Verlorene Form

Jede Figur ist auf seine Weise speziell, und dafür sind 14 Arbeitsschritte nötig.

Formen
Ein Künstler stellt ein Originalkunstwerk aus Wachs, Lehm oder einem anderen Material her. Wachs und Lehm auf Ölbasis werden oft bevorzugt, da diese Materialen ihre Geschmeidigkeit behalten. Bosse selbst fertigte seine Modelle in Messing an.
Herstellung der Form
Von dem Original wird eine Form (Negativform) hergestellt. Die meisten Formen bestehen aus mindestens zwei Teilen, an deren Trennlinie Metallteile eingearbeitet werde, um ein genaues Zusammenpassen der beiden Hälften zu gewährleisten.

Die Formen kleinerer Skulpturen sind meist aus Gips gefertigt, können aber auch aus Fiberglass oder anderen Materialien bestehen. Um die feinen Details des Originals zu erhalten, gibt es meist eine innere Form aus Latex, Vinyl oder Silicon, welche durch den Gips versteift wird.

Normalerweise wird das Original durch die Herstellung und Zerschlagung der Gipsgussform zerstört, wenn das Original aus Wachs ist. Dieser Prozess wird dadurch bedingt, dass die Originalformen massiv sind und sich bei der Entfernung der Gipsform nicht biegen lassen.

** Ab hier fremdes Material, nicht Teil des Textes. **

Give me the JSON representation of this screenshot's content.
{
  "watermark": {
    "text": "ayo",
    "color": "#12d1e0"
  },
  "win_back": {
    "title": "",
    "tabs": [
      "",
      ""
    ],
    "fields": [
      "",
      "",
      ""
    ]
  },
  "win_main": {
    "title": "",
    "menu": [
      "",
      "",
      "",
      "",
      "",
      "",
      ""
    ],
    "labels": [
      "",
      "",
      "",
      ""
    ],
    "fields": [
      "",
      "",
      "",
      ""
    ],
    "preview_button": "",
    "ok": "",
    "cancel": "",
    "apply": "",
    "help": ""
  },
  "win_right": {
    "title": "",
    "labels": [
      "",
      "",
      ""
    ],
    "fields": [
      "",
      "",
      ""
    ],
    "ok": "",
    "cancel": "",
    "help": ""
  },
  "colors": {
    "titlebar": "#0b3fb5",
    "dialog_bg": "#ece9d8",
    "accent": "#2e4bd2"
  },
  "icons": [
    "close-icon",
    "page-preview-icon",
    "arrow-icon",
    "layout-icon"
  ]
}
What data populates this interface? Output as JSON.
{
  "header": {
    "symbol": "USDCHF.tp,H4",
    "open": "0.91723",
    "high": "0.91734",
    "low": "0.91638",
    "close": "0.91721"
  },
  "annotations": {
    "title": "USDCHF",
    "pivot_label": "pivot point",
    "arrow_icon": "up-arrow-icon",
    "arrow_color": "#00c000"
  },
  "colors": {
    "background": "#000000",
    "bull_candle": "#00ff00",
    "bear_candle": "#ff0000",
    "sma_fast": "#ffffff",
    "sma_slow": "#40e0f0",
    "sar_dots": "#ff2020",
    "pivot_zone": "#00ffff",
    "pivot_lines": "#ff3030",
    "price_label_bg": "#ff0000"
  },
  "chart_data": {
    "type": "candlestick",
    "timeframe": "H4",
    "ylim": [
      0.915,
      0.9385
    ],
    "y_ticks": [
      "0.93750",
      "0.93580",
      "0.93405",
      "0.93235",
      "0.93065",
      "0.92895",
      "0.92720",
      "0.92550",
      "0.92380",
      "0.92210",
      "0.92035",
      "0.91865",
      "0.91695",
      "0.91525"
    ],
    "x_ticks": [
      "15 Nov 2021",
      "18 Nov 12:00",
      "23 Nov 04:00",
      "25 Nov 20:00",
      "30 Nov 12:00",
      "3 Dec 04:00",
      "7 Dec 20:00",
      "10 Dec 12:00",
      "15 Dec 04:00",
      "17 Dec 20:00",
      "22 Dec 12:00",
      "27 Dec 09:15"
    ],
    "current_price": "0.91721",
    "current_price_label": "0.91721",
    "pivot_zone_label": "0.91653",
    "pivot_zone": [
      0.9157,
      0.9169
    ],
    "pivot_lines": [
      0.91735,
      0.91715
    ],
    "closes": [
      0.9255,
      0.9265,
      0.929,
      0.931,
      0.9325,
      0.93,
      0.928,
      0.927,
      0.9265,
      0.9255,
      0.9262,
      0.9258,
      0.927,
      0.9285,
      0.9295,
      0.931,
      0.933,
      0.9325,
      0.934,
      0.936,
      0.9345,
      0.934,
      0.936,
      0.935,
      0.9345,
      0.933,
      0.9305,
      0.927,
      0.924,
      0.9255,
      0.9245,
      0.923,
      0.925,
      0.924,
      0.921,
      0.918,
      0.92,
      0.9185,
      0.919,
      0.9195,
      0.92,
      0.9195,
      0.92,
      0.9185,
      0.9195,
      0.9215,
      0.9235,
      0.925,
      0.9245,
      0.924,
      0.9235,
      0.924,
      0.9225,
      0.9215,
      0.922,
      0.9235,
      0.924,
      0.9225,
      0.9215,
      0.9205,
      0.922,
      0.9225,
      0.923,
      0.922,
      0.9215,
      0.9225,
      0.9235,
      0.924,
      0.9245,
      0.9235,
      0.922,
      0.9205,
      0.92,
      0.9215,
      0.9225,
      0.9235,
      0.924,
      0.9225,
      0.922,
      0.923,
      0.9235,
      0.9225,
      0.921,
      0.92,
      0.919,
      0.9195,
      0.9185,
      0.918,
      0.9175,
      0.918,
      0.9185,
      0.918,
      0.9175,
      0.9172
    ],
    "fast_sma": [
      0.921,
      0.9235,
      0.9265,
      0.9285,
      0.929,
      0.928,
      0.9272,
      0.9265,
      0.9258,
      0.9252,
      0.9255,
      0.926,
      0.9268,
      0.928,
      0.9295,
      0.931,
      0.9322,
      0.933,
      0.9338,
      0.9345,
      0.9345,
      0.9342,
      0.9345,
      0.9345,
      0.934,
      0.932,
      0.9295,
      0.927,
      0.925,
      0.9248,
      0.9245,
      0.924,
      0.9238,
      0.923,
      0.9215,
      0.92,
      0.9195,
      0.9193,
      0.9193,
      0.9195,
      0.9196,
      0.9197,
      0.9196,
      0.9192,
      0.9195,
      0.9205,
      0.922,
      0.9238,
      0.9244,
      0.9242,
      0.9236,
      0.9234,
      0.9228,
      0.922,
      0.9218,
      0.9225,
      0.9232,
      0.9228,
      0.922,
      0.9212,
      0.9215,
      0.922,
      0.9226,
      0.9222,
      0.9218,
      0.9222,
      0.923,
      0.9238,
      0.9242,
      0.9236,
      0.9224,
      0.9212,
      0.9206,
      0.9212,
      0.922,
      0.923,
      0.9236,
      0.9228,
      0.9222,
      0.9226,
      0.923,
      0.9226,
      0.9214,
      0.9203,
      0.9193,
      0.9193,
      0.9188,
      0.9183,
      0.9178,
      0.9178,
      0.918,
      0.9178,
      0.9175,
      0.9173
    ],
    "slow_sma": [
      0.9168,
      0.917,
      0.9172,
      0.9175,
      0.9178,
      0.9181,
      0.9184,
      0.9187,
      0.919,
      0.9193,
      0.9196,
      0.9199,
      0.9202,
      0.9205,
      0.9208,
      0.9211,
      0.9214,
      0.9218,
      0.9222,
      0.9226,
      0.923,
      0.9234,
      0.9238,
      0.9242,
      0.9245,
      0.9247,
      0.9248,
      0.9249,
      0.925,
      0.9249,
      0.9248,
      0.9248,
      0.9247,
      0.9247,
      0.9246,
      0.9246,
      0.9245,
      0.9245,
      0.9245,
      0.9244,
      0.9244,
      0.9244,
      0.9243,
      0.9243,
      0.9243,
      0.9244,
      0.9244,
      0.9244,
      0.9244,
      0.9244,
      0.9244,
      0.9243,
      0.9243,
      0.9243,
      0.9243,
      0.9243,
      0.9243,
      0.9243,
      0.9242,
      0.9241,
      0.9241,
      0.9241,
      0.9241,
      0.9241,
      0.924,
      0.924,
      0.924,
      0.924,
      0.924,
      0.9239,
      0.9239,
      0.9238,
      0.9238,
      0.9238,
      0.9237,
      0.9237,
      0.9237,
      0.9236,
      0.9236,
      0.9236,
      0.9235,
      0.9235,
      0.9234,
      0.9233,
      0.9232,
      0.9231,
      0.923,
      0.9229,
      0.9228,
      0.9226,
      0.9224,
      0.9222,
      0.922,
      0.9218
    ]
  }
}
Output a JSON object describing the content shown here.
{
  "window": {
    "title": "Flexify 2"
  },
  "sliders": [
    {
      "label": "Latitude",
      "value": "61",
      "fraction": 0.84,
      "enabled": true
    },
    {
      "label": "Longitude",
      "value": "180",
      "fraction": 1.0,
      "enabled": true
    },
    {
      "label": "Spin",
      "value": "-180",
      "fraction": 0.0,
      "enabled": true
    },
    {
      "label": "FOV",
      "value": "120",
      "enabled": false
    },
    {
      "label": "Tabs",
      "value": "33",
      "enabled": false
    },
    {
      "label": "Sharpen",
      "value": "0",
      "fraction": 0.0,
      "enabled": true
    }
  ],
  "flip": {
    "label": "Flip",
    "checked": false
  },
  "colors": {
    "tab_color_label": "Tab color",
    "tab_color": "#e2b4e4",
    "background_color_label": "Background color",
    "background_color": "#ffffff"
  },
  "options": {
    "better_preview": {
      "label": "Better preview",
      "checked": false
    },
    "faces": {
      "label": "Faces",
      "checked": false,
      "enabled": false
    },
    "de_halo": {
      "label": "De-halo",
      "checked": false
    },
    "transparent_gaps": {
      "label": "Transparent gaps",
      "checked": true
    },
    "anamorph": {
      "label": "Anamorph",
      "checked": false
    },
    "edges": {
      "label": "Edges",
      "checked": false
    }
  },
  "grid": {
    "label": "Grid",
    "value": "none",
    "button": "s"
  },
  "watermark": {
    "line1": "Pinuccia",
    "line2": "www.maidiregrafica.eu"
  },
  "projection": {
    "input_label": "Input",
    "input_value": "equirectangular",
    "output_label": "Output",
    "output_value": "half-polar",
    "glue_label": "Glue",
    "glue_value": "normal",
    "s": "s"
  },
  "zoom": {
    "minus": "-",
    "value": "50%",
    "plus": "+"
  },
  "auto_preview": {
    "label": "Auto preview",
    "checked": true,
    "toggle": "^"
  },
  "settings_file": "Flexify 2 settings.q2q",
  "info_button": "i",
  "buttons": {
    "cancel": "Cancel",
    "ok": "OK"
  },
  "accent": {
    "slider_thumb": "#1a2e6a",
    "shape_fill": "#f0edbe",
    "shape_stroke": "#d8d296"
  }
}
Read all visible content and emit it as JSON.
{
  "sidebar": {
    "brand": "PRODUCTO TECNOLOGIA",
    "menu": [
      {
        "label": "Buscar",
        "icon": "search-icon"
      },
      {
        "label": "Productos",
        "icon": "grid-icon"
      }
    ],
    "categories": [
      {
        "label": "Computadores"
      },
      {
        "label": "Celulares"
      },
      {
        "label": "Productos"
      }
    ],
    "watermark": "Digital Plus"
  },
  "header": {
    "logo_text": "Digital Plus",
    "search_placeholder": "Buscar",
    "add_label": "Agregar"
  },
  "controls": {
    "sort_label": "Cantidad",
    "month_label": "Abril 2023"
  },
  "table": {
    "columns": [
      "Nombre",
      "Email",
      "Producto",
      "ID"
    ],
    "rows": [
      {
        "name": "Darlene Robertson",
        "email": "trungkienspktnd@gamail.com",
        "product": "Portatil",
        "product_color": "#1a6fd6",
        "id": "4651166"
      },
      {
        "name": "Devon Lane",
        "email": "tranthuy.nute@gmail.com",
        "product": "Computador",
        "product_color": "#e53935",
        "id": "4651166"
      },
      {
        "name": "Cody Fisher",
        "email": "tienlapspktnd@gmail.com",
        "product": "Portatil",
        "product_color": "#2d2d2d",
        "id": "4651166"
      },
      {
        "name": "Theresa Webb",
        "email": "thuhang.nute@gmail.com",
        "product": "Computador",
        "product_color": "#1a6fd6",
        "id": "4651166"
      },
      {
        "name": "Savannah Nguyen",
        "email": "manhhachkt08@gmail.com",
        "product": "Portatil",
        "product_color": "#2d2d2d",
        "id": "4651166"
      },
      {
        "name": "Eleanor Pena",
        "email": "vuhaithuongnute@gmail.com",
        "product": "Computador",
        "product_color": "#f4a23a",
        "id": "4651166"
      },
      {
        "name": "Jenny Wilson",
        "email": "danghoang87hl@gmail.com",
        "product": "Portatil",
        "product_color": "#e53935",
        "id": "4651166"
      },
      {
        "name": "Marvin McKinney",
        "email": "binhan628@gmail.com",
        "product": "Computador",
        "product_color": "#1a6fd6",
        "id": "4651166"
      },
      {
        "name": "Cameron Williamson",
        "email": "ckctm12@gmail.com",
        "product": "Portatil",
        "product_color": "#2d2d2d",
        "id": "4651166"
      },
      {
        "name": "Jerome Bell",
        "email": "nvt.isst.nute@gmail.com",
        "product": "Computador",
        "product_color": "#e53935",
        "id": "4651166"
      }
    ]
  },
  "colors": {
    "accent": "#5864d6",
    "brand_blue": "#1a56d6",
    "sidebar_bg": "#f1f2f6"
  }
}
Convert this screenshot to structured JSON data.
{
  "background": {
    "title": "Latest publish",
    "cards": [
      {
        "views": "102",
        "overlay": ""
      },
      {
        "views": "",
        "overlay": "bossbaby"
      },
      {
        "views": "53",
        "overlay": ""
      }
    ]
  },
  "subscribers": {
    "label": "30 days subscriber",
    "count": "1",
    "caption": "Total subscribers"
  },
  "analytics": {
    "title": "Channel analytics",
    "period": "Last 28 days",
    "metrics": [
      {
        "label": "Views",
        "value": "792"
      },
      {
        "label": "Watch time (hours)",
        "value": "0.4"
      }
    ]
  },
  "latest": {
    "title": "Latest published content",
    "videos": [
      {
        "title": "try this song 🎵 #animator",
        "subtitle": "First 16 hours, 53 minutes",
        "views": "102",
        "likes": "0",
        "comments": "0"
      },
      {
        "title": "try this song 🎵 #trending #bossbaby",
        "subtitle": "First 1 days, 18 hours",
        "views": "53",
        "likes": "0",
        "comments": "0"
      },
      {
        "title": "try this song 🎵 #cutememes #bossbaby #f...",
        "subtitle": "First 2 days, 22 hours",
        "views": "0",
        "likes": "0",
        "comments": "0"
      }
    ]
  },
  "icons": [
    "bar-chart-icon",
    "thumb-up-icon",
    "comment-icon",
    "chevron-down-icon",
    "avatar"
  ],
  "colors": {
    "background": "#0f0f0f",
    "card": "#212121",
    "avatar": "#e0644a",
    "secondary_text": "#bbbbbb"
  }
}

Oft werden lange, dünne Teile vom Original abgeschnitten und separat abgeformt. Bei größeren Skulpturen werden oft mehrere Formen benötigt. Wird nur ein Abguss gemacht und die Skulptur wurde aus Wachs oder einem anderen leicht schmelzbaren Material hergestellt, kann der Schritt des Formenbaus übersprungen werden.

Wachs
In die fertige Gips-, Latex- oder Gummiform wird mit Hilfe einer Düse flüssiges Wachs eingefüllt.
Entfernung des Wachses
Diese Wachskopie des Kunstwerkes wird nun aus der Form entfernt. Der Künstler kann die Form für weitere Wachs­kopien benutzen. Normalerweise überstehen die Gummiformen mehrere Jahre.
Ziselieren
Jede Wachskopie wird nun ziseliert: ein heißes Metall­werkzeug wird benutzt, um den Grat zu entfernen, der sich dort, wo die beiden Hälften der Form aneinander stoßen, gebildet hat. Das Wachs wird geschliffen, um jegliche Fehlerstellen zu entfernen. Nun sieht das Wachsmodell wie die fertige Bronze aus.
Angießen
Mit den Wachskopien werden baumähnliche Strukturen gebildet, versehen mit Kanälen, welche den Messingfluss erleichtern und beim Giessen Luft entweichen lassen.
Einschließen/Einbetten
Die vorsichtig aufgebauten Wachsbäume sind von einem Stahlzylinder umgeben. Dieser wird nun mit hitze­be­stän­diger Einbettmasse  (eine Art feuerfester Gips), vermischt mit Wasser, aufgefüllt. Nach einer Stunde ist die Einbettmasse bereit für den Ausbrennprozess.
Ausbrennen
Der Brennofen wird auf eine Temperatur von 725 Grad Celsius aufgeheizt. Das Wachs schmilzt und läuft aus. Das geschmolzene Wachs kann aufgefangen und wieder verwendet werden, oft wird es aber einfach ausgebrannt. Alles was nun im Inneren der gehärteten Form übrig bleibt, ist die Negativform des Originals, zuvor vom Wachs ausgefüllt.
Schmelzen
Die Temperatur der Stahlbehälter wird auf etwa 600 Grad Celsius reduziert. Die benötigte Menge Messing wird mittels Elektrizität in einem Tiegel geschmolzen.
Gießen
Die Gießtemperatur des flüssigen Messings hat ca. 1000 Grad Celsius erreicht und wird unter Vakuum in die Formen gefüllt.
Auslösen
Die den Gussbaum umgebende Einbettmasse wird ausgeschlagen oder sandgestrahlt und hinterlässt den Rohguss. Die Angüss, nun auch in Messing gegossen, werden abgeschnitten, um für einen späteren Guss wieder verwendet zu werden.
Metall-Ziselierung
Ebenso wie die Wachskopien, werden die Bronzen bearbeitet bis die verräterischen Spuren des Gusses entfernt sind und die Skulpturen so wie das Original aussehen. Vertiefungen, die durch
Luftblasen entstanden sind, werden mit geschmolzenem Messing aufgefüllt und die Anschlusspunkte des Eingusses werden abgefeilt und poliert. Die Modelle werden mit Bosse/Austria gemarkt.
Patinieren
Nach den Wünschen des Künstlers wird die Bronze durch Aufbringen von Chemikalien auf das heiße oder abgekühlte Metall, in seiner Farbe verändert. Der Einsatz von Hitze ist die am besten kalku­lierbare Methode und erlaubt dem Künstler Kontrolle über den Prozess. Diese Kolorierung wird Patina genannt.
Polieren
Nach dem Aufbringen der schwarzen Patina werden einige Stellen hochglanzpoliert und erhalten so den typischen vor langer Zeit von Bosse kreierten Charme.